Should brands and publishers be wary of overemphasizing Facebook in heir digital strategies?
There are pitfalls to allowing external companies putting its eggs in one platform, as opposed to owning it as a brand. Facebook is a great partner for publishers, in terms of amplification and sharing, but it cannot be your sole pub platform. Imagine saying you’re going to let a 30-second spot on a prime time TV show be your destination website. Even though “Friends” was a huge platform, you wouldn’t put your eggs in that basket. Facebook is one of many ways to reach many audiences — parents, affluent adults, CEOs of major companies. However, being somewhat agnostinc to one platform is the advice we give to our marketing partners.

Is Facebook the new AOL? Is Facebook an independent Web company?
It’s a good analogy. I worked at AOL in the early part of this century, and that was a tough transition from a walled garden — that all things can and should live on a destination website. There are a lot of parallels there. We believe in the distributed Web. While we love Facebook as an amplification tool for our author partners, we see Facebook as a huge amplification tool. Our author partners have mastered their communities; the experiences are distributed happening real time. It’s a different point of view; it’s a destination experience. I think Facebook provides a dominant media company point of view that really doesn’t take advantage of the medium. No, Facebook isn’t an independent Web company. The one that resonates is the idea that the experience is dependent and that your experience changes. The independent Web is a host of a conversation who has a community that is formed, a lot of which comes to bear on the influence of that individual. That conversation is real, as opposed to a machine serving you. Look at Facebook or Google; it’s dependent on who you are and how you interact with it. We believe the independent conversation is truly all those participating and having the same experience.

Is the separation of earned and paid media in agencies and brands a problem?

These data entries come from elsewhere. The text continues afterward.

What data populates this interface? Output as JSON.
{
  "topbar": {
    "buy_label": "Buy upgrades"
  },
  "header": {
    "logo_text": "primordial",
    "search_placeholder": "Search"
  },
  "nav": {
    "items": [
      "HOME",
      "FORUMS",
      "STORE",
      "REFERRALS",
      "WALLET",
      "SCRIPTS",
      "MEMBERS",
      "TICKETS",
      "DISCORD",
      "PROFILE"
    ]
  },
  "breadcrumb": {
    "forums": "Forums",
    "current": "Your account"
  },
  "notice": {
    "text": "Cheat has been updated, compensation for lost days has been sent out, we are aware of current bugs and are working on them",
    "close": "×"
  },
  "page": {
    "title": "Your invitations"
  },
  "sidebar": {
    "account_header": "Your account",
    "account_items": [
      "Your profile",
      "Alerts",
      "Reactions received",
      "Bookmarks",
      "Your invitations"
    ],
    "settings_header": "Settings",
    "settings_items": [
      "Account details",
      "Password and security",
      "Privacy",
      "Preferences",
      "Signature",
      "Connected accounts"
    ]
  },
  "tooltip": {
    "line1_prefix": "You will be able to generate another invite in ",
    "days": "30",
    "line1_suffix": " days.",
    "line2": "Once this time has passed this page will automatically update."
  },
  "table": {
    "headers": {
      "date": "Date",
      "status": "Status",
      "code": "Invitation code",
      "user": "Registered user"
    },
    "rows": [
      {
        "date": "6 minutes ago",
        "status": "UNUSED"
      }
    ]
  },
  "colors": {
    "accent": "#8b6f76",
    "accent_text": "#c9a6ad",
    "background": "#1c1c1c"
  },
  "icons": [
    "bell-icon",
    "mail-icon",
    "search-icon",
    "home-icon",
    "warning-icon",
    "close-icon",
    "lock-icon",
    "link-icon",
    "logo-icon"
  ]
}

I used to get the question: “We need an earned media strategy.” My retort was, “You need a content strategy.” We affect content strategy by having the right tools for the right job. Earned media comes from the right assets in the right context, and in order to move boxes off the shelf and show a return, you need to amplify that with paid media. Earned media comes from a smart content strategy. You need to have owned assets that are conversational in context, like we talked about earlier, to generate earned media. In order to get a return on that owned asset, you want to spend some dollars on paid media to amplify those conversations that are truly of value. Owned plus earned, owned plus paid equals a true content strategy.